Audio manipulations with Singular Value Decomposition¶
1976 Film about SVD¶
Lets apply Singular Value Decomposition to an audio complex spectrogram $X \in \mathbb{C}^{n \times k}$, where rows $n$ are time bins, and columns $k$ are frequency bins.
$$ USV^* = X$$$U$,$S$ and $V$ dimensions could be arranged to be $U \in \mathbb{C}^{n \times k}$, $S \in \mathbb{C}^{k \times k}$ and $V \in \mathbb{C}^{k \times k}$.
This decomposition could be analyzed as $V$ representing a spectrum basis, $S$ as scaling values, and $U$ as the score with the weight for the linear combinations of basis vectors.

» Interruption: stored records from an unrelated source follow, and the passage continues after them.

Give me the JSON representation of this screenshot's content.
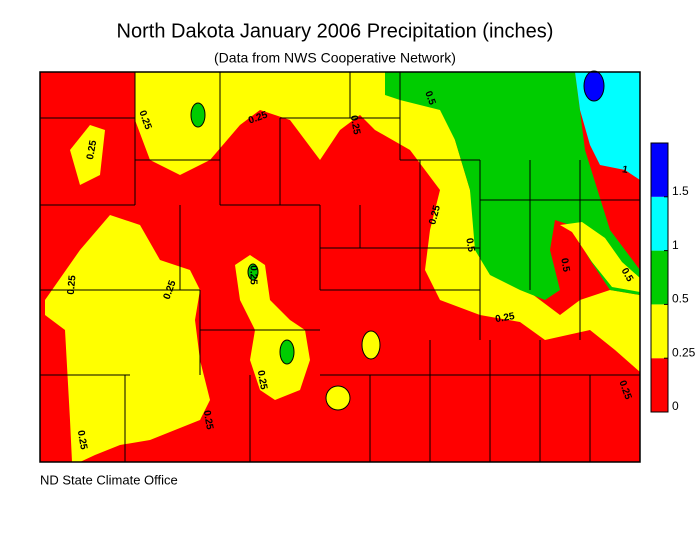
{
  "header": {
    "title": "North Dakota January 2006 Precipitation (inches)",
    "subtitle": "(Data from NWS Cooperative Network)"
  },
  "legend": {
    "levels": [
      0,
      0.25,
      0.5,
      1,
      1.5
    ],
    "colors": [
      "#ff0000",
      "#ffff00",
      "#00cc00",
      "#00ffff",
      "#0000ff"
    ]
  },
  "contour_labels": [
    "0.25",
    "0.25",
    "0.25",
    "0.5",
    "0.25",
    "0.25",
    "1",
    "0.5",
    "0.5",
    "0.5",
    "0.25",
    "0.25",
    "0.25",
    "0.25",
    "0.25",
    "0.25",
    "0.25",
    "0.25"
  ],
  "credit": "ND State Climate Office"
}
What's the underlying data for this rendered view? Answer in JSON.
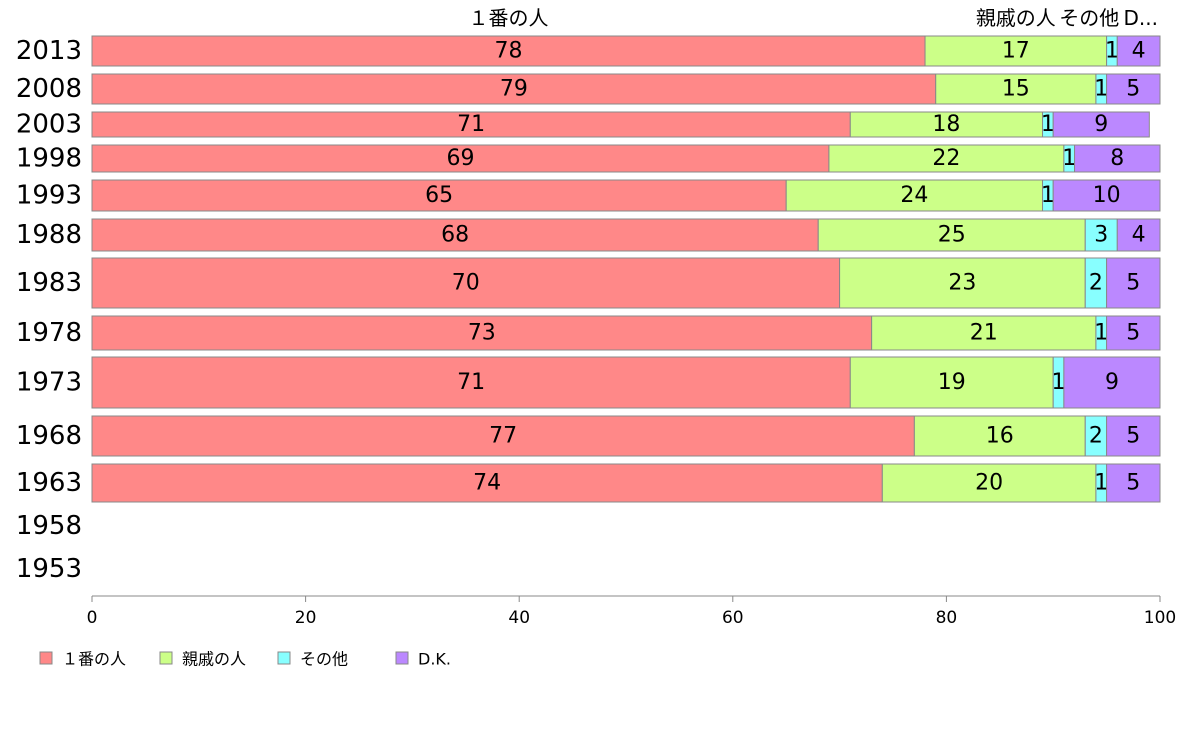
{
  "chart_data": {
    "type": "bar",
    "orientation": "horizontal",
    "stacked": true,
    "title": "",
    "xlabel": "",
    "ylabel": "",
    "xlim": [
      0,
      100
    ],
    "x_ticks": [
      "0",
      "20",
      "40",
      "60",
      "80",
      "100"
    ],
    "grid": false,
    "legend_position": "bottom-left",
    "categories": [
      "2013",
      "2008",
      "2003",
      "1998",
      "1993",
      "1988",
      "1983",
      "1978",
      "1973",
      "1968",
      "1963",
      "1958",
      "1953"
    ],
    "series": [
      {
        "name": "１番の人",
        "color": "#ff8888",
        "values": [
          78,
          79,
          71,
          69,
          65,
          68,
          70,
          73,
          71,
          77,
          74,
          null,
          null
        ]
      },
      {
        "name": "親戚の人",
        "color": "#ccff88",
        "values": [
          17,
          15,
          18,
          22,
          24,
          25,
          23,
          21,
          19,
          16,
          20,
          null,
          null
        ]
      },
      {
        "name": "その他",
        "color": "#88ffff",
        "values": [
          1,
          1,
          1,
          1,
          1,
          3,
          2,
          1,
          1,
          2,
          1,
          null,
          null
        ]
      },
      {
        "name": "D.K.",
        "color": "#bb88ff",
        "values": [
          4,
          5,
          9,
          8,
          10,
          4,
          5,
          5,
          9,
          5,
          5,
          null,
          null
        ]
      }
    ],
    "column_labels": [
      "１番の人",
      "親戚の人",
      "その他",
      "D..."
    ]
  }
}
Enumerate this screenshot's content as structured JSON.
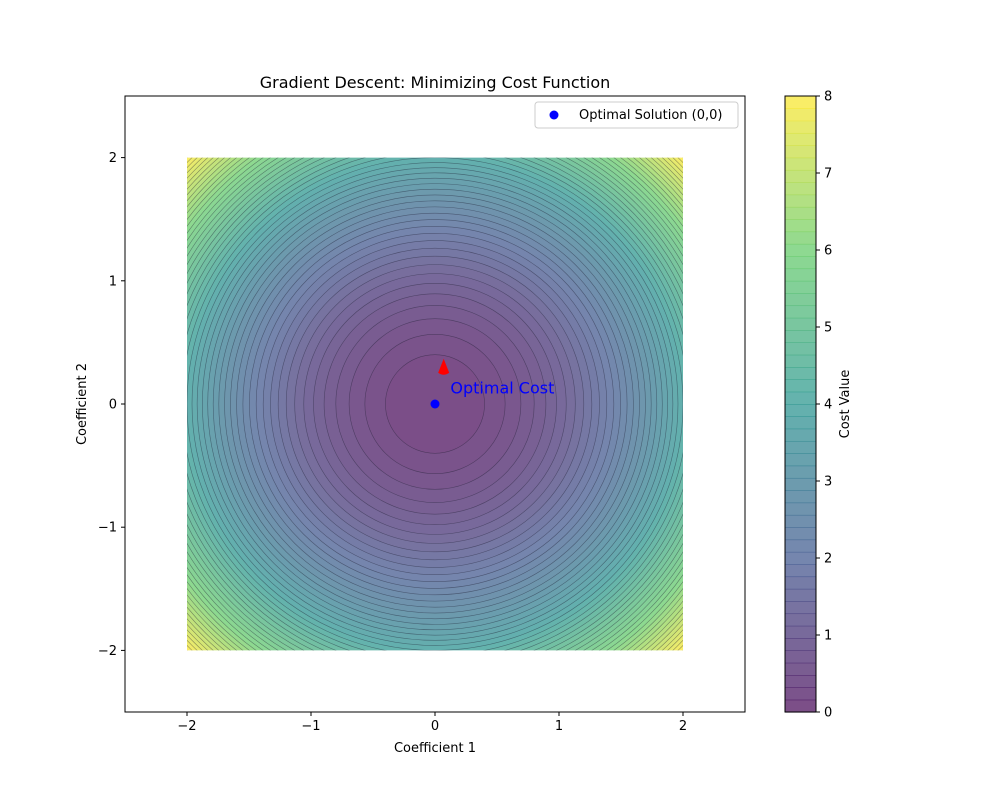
{
  "chart_data": {
    "type": "contour",
    "title": "Gradient Descent: Minimizing Cost Function",
    "xlabel": "Coefficient 1",
    "ylabel": "Coefficient 2",
    "xlim": [
      -2.5,
      2.5
    ],
    "ylim": [
      -2.5,
      2.5
    ],
    "xticks": [
      -2,
      -1,
      0,
      1,
      2
    ],
    "yticks": [
      -2,
      -1,
      0,
      1,
      2
    ],
    "xtick_labels": [
      "−2",
      "−1",
      "0",
      "1",
      "2"
    ],
    "ytick_labels": [
      "−2",
      "−1",
      "0",
      "1",
      "2"
    ],
    "grid": false,
    "legend_position": "top-right",
    "function": "x^2 + y^2",
    "domain": {
      "x": [
        -2,
        2
      ],
      "y": [
        -2,
        2
      ]
    },
    "contour_levels": {
      "min": 0,
      "max": 8,
      "step": 0.16
    },
    "colormap": "viridis",
    "fill_alpha": 0.7,
    "points": [
      {
        "name": "Optimal Solution (0,0)",
        "x": 0,
        "y": 0,
        "color": "#0000ff"
      }
    ],
    "annotations": [
      {
        "text": "Optimal Cost",
        "x": 0.1,
        "y": 0.1,
        "color": "#0000ff",
        "arrow_tip": {
          "x": 0.07,
          "y": 0.27
        },
        "arrow_color": "#ff0000"
      }
    ],
    "colorbar": {
      "label": "Cost Value",
      "ticks": [
        0,
        1,
        2,
        3,
        4,
        5,
        6,
        7,
        8
      ],
      "range": [
        0,
        8
      ]
    }
  }
}
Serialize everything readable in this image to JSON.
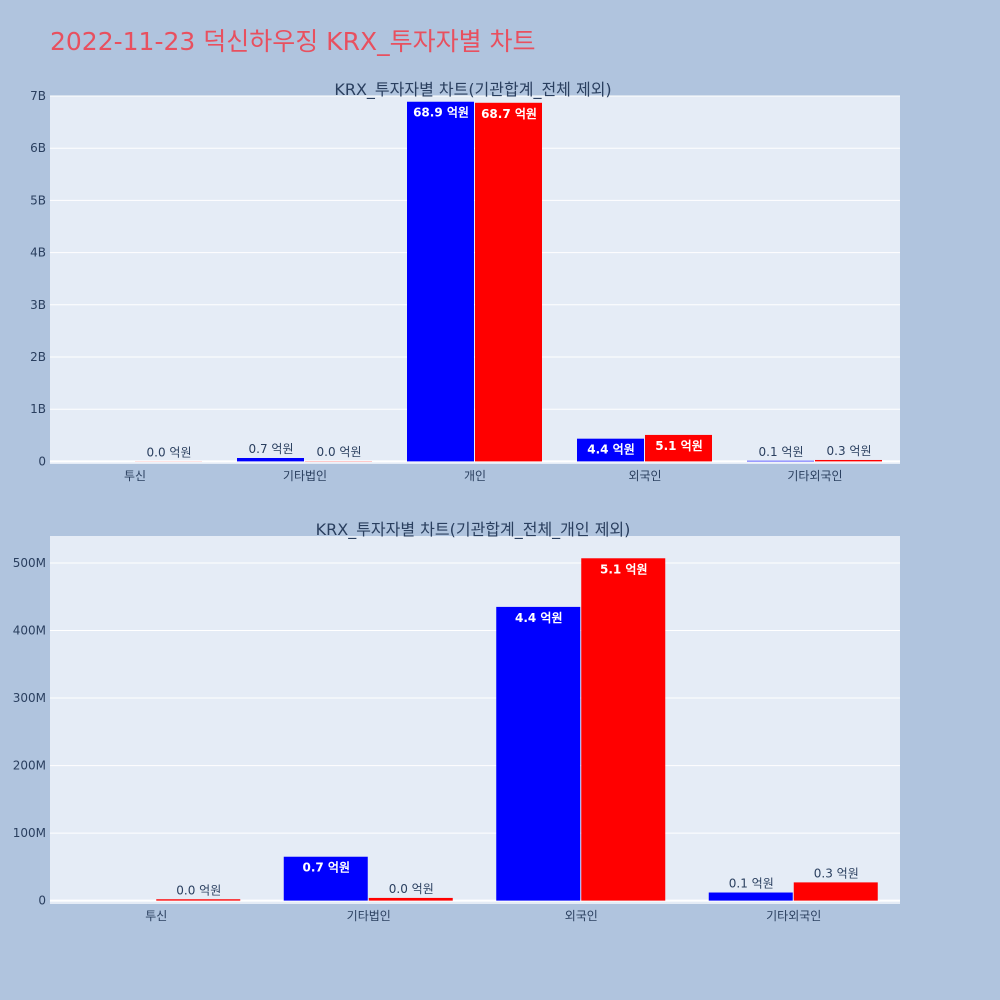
{
  "page_title": "2022-11-23 덕신하우징 KRX_투자자별 차트",
  "colors": {
    "series_a": "#0000ff",
    "series_b": "#ff0000"
  },
  "chart_data": [
    {
      "type": "bar",
      "title": "KRX_투자자별 차트(기관합계_전체 제외)",
      "xlabel": "",
      "ylabel": "",
      "categories": [
        "투신",
        "기타법인",
        "개인",
        "외국인",
        "기타외국인"
      ],
      "ylim": [
        -50000000,
        7000000000
      ],
      "yticks": [
        0,
        1000000000,
        2000000000,
        3000000000,
        4000000000,
        5000000000,
        6000000000,
        7000000000
      ],
      "ytick_labels": [
        "0",
        "1B",
        "2B",
        "3B",
        "4B",
        "5B",
        "6B",
        "7B"
      ],
      "grid": true,
      "series": [
        {
          "color": "#0000ff",
          "values": [
            0,
            65000000,
            6890000000,
            435000000,
            12000000
          ],
          "labels": [
            "",
            "0.7 억원",
            "68.9 억원",
            "4.4 억원",
            "0.1 억원"
          ]
        },
        {
          "color": "#ff0000",
          "values": [
            2000000,
            4000000,
            6870000000,
            507000000,
            27000000
          ],
          "labels": [
            "0.0 억원",
            "0.0 억원",
            "68.7 억원",
            "5.1 억원",
            "0.3 억원"
          ]
        }
      ]
    },
    {
      "type": "bar",
      "title": "KRX_투자자별 차트(기관합계_전체_개인 제외)",
      "xlabel": "",
      "ylabel": "",
      "categories": [
        "투신",
        "기타법인",
        "외국인",
        "기타외국인"
      ],
      "ylim": [
        -5000000,
        540000000
      ],
      "yticks": [
        0,
        100000000,
        200000000,
        300000000,
        400000000,
        500000000
      ],
      "ytick_labels": [
        "0",
        "100M",
        "200M",
        "300M",
        "400M",
        "500M"
      ],
      "grid": true,
      "series": [
        {
          "color": "#0000ff",
          "values": [
            0,
            65000000,
            435000000,
            12000000
          ],
          "labels": [
            "",
            "0.7 억원",
            "4.4 억원",
            "0.1 억원"
          ]
        },
        {
          "color": "#ff0000",
          "values": [
            2000000,
            4000000,
            507000000,
            27000000
          ],
          "labels": [
            "0.0 억원",
            "0.0 억원",
            "5.1 억원",
            "0.3 억원"
          ]
        }
      ]
    }
  ]
}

This is how the log magnitude of $V^*$ looks like for this audio
We could hear this basis, treating the figure as a spectrogram.
We can hear that the elements are ordered mainly by frequency, where the first region has tonal bubbling sounds and the last one has a high pass noise character.
Lets reconstruct the original audio with fewer elements, retaining only the first 256 basis columns. A clear low pass effect is produced.
And now with just 32 elements
Finally lets hear a "prepared" piano version $Y$, by performing
$$Y = V^* X^* $$as a result, the original spectrum conjugate complex values are threated as weights for the reconstruction with elements of basis $V$.